All the Vital Locations of the Renaissance in One Tour!

El Duomo in Milan, Italy

Italy is considered the center of the Renaissance. So, we will start in the middle of Italy! Or rather, in its capital: the great city of Milan. This is where Josquin De Prez, considered the center of all great artists of the Renaissance, worked as the biscantor, or singer of polyphony, for the Milan Cathedral.


Josquin De Prez hugely influenced the later half of the Renaissance; he put emotion and feeling into the music itself. Of the singers in the Renaissance, he was the most studied by scholars and historians, though little could be pieced together of his life. He lived from 1440-1521 AD.

Sistine Chapel in Rome, Italy

Our second stop will take us to the historical town of Rome, Italy. Here, Guillaume Dufay served for Pope Martin V in the Vatican, or more specifically, in the Papal Choir of the Sistine Chapel of the pope.


Guillaume Dufay is considered to be one of the best composers of his time and in the Renaissance. While De Prez was known for actual creation of music, Dufay was known for his creative new rhythms and use of harmony. He also formed the central musical language for the rest of the renaissance, so he had many peers finding inspiration in his methods and music. As must happen to us all, Dufay died in 1494 in Cambria, France. His legacy, however, lived on for the rest of the renaissance and beyond.

Flanders, Brussels, Belgium

For the third stop of our tour, we will go to the small country of Belgium, though it was once part of the great region of Burgundy, where most of the greatest composers, such as Gilles Binchois, Johannes Ockeghem, and Josquin De Prez, came from.


Among this group was Guillaume Dufay, who did not, however, live there for most of his life. He realized his musical talent as a choirboy in Cambria, France, in a church where he was later made the Canon. It was also his final resting place.


Dufay wrote music both secular and sacred. He wrote hundreds of ballads, motets, and masses, and was one of the last composers of his time to use the isorhythm. He also mastered the talent of linking music to text, which is what composers of the renaissance had been trying to do for a while.

Mons, Hainaut, Belgium

Here in Hainaut, the great composer Orlando Di Lasso came into being. Orlando Di Lasso belonged to the Franco-Flemish school of composers, whose compositions contributed a great deal to the Renaissance.

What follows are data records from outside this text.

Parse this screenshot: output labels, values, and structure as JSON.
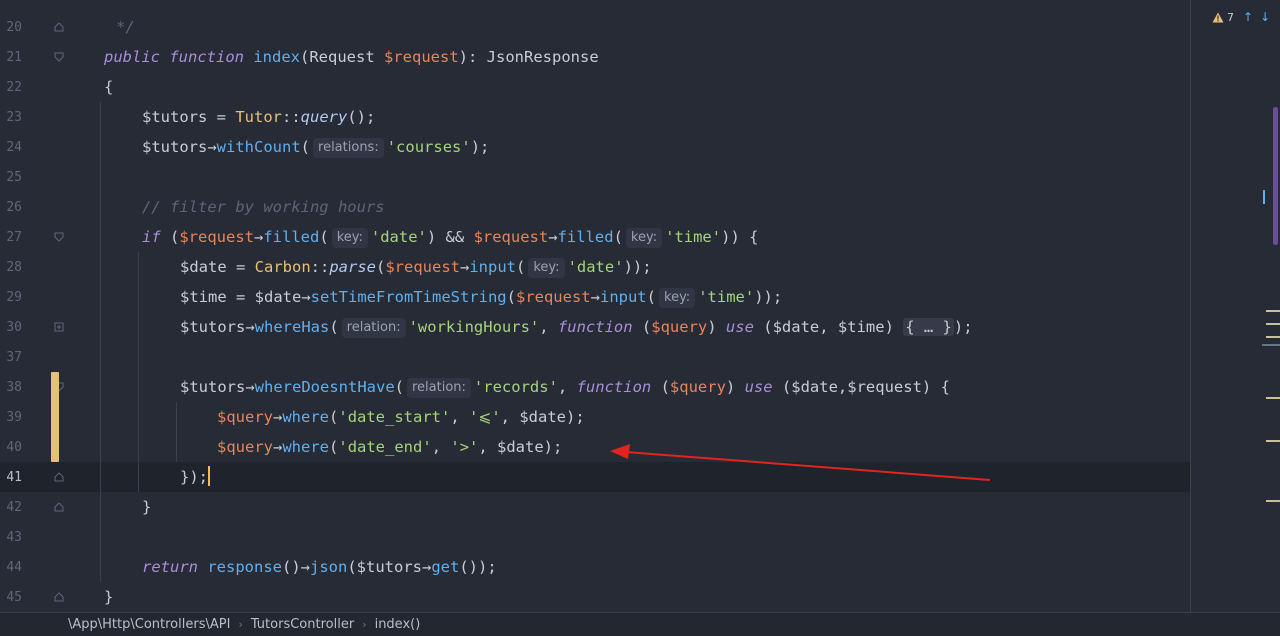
{
  "editor": {
    "inspection_count": "7",
    "line_numbers": [
      "20",
      "21",
      "22",
      "23",
      "24",
      "25",
      "26",
      "27",
      "28",
      "29",
      "30",
      "37",
      "38",
      "39",
      "40",
      "41",
      "42",
      "43",
      "44",
      "45"
    ],
    "code": {
      "l20": "*/",
      "l21": [
        "public",
        "function",
        "index",
        "(Request ",
        "$request",
        "): JsonResponse"
      ],
      "l22": "{",
      "l23": [
        "$tutors = ",
        "Tutor",
        "::",
        "query",
        "();"
      ],
      "l24": [
        "$tutors",
        "→",
        "withCount",
        "(",
        "relations:",
        "'courses'",
        ");"
      ],
      "l26": "// filter by working hours",
      "l27": [
        "if",
        " (",
        "$request",
        "→",
        "filled",
        "(",
        "key:",
        "'date'",
        ") && ",
        "$request",
        "→",
        "filled",
        "(",
        "key:",
        "'time'",
        ")) {"
      ],
      "l28": [
        "$date = ",
        "Carbon",
        "::",
        "parse",
        "(",
        "$request",
        "→",
        "input",
        "(",
        "key:",
        "'date'",
        "));"
      ],
      "l29": [
        "$time = $date",
        "→",
        "setTimeFromTimeString",
        "(",
        "$request",
        "→",
        "input",
        "(",
        "key:",
        "'time'",
        "));"
      ],
      "l30": [
        "$tutors",
        "→",
        "whereHas",
        "(",
        "relation:",
        "'workingHours'",
        ", ",
        "function",
        " (",
        "$query",
        ") ",
        "use",
        " ($date, $time) ",
        "{ … }",
        ");"
      ],
      "l38": [
        "$tutors",
        "→",
        "whereDoesntHave",
        "(",
        "relation:",
        "'records'",
        ", ",
        "function",
        " (",
        "$query",
        ") ",
        "use",
        " ($date,$request) {"
      ],
      "l39": [
        "$query",
        "→",
        "where",
        "(",
        "'date_start'",
        ", ",
        "'⩽'",
        ", $date);"
      ],
      "l40": [
        "$query",
        "→",
        "where",
        "(",
        "'date_end'",
        ", ",
        "'>'",
        ", $date);"
      ],
      "l41": "});",
      "l42": "}",
      "l44": [
        "return",
        " response",
        "()",
        "→",
        "json",
        "($tutors",
        "→",
        "get",
        "());"
      ],
      "l45": "}"
    }
  },
  "breadcrumb": [
    "\\App\\Http\\Controllers\\API",
    "TutorsController",
    "index()"
  ],
  "colors": {
    "annotation_arrow": "#e0251f",
    "change_marker": "#e5c07b",
    "scrollbar": "#6b4e9a"
  },
  "icons": [
    "warning-icon",
    "arrow-up-icon",
    "arrow-down-icon",
    "fold-icon",
    "chevron-right-icon"
  ]
}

Di Lasso wrote a wide variety of masses, in the category of sacred music. He also wrote many compositions in the secular style with the Italian madrigal, and around 150 French chansons.

Oude Kerk, Amsterdam, The Netherlands

On our second Burgundy stop, we find the beautiful and free city of Amsterdam. Here, Jan Sweelinck set up a music school for children. He is, however, most well known for being the organist at Amsterdam's Oude Kerk, or Old Church. He was a composer of the keyboard and vocal music.

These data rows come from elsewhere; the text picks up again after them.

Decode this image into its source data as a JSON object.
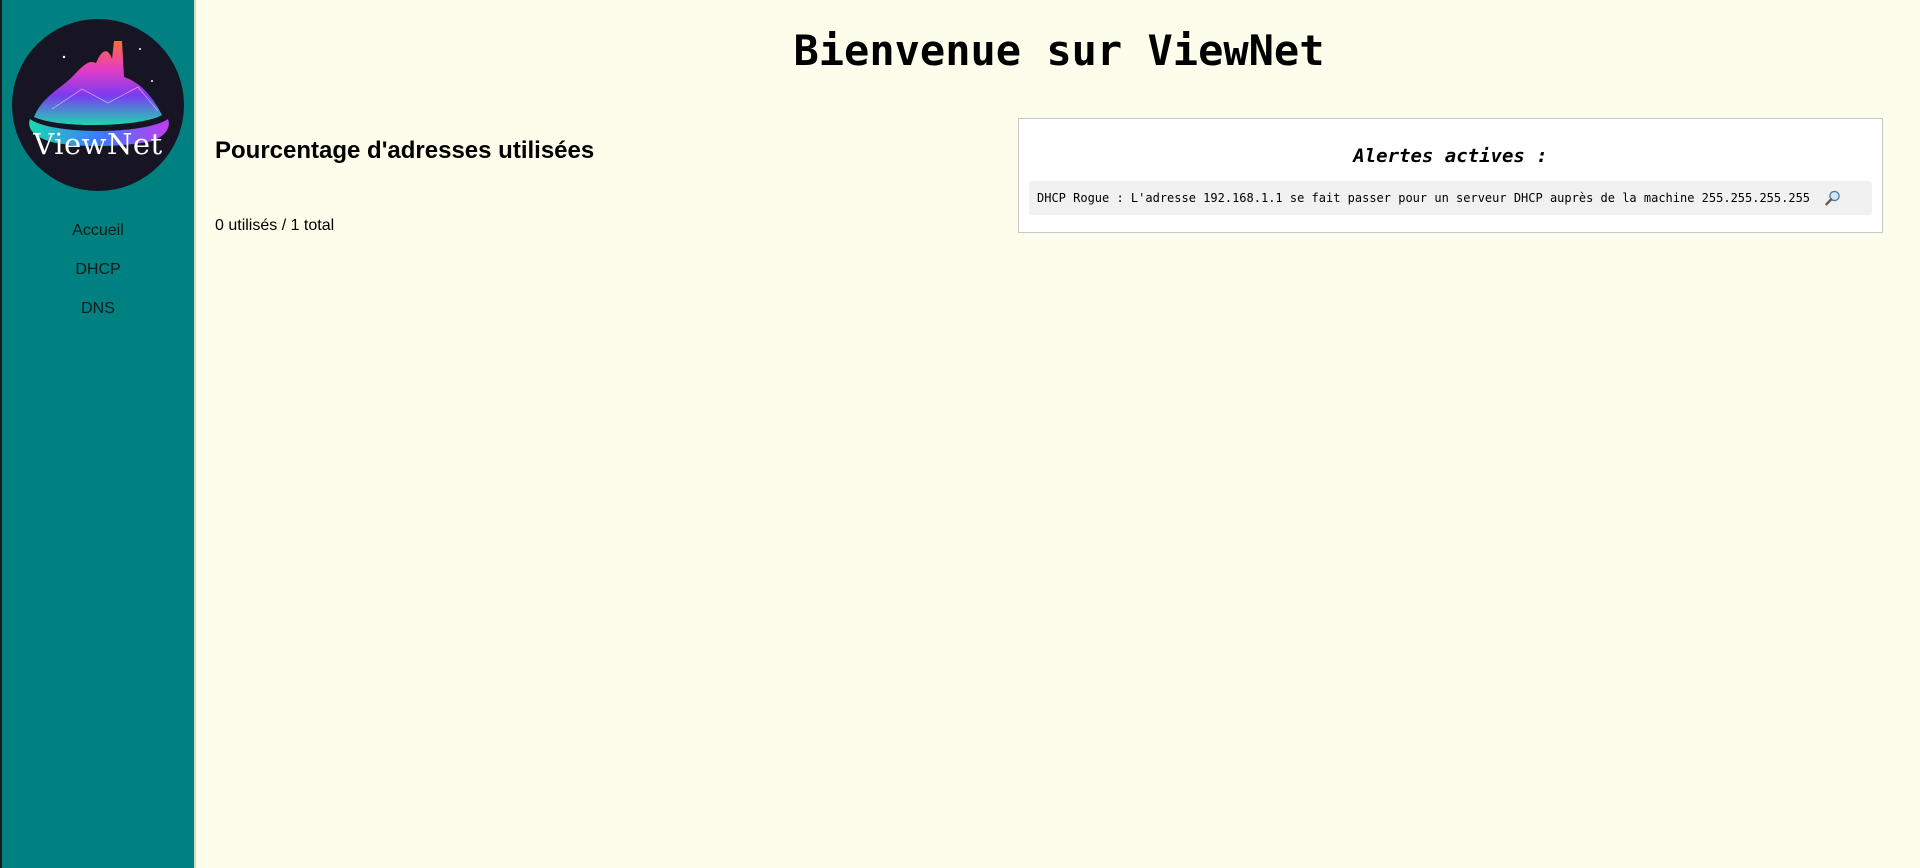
{
  "sidebar": {
    "logo_text": "ViewNet",
    "nav": [
      {
        "label": "Accueil"
      },
      {
        "label": "DHCP"
      },
      {
        "label": "DNS"
      }
    ]
  },
  "header": {
    "title": "Bienvenue sur ViewNet"
  },
  "usage": {
    "title": "Pourcentage d'adresses utilisées",
    "count_text": "0 utilisés / 1 total"
  },
  "alerts": {
    "title": "Alertes actives :",
    "items": [
      {
        "text": "DHCP Rogue : L'adresse 192.168.1.1 se fait passer pour un serveur DHCP auprès de la machine 255.255.255.255",
        "icon": "magnifier-icon"
      }
    ]
  },
  "colors": {
    "sidebar_bg": "#008080",
    "page_bg": "#fdfdeb",
    "panel_bg": "#ffffff",
    "alert_bg": "#f1f1f1"
  }
}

Sweelinck was born into a very musical family in Deventer, Netherlands. He wrote music both secular and sacred. He wrote a large variety of French chansons (songs) and Italian madrigals. In his time, Jan Sweelinck was known as the 'Orpheus of Amsterdam'. His pieces and lessons he had to teach, however, reach far past his town and out into the rest of Europe.

Lille, France

In 1423, Gilles Binchois moved to Lille in France, one of the low countries. Binchois lived from 1400-1460. He was the chaplain for the dukes of Burgundy, but other than this, little was known about his life. He excelled in French chansons and wrote a large quantity of sacred music, such as masses and motets. He was also the contemporary of Guillaume Dufay, which is why the portraits seen below are similar.


The reason for his move to this location in France is unknown, but historians believe that he moved as a soldier for the Earl of Suffock in England, given a line about it that was read in his eulogy. Binchois is considered one of the greatest composers of the 15th century.

Paris, France

Here in the great city of Paris, Johannes Ockeghem served for the Duke of Bourbon. Johannes Ockeghem was a well respected composer of his time, along with Josquin De Prez and Guillaume Dufay.


As well as serving for the duke, Ockeghem played for Charles VII, Charles VIII, and Luis IV. They all regarded him as the preeminent composer of his day, and from what historians have found, he was. Much of his music, however, was lost, and little of his life is known to us today. His legacy, however, will live forever.

Bedford, England

For the last stop of our tour, we will visit Bedford, England. Although it is not certain, John Dunstable was under the service of the duke of Bedford, and may have been born there, so this is where we will go to learn about his life.


Dunstable made harmonies using intervals differently to the ones most commonly used. He was an exceptional artist from the early 15th century, and though much of his life was lost, it is known that he was one of the leading composers of England. He wrote in both sacred and secular music, and left around 52 pieces, though in some times it is hard to ascertain his music from others. Dunstable's music was very definitive with a strong tonic, much like the tones used in Burgundy.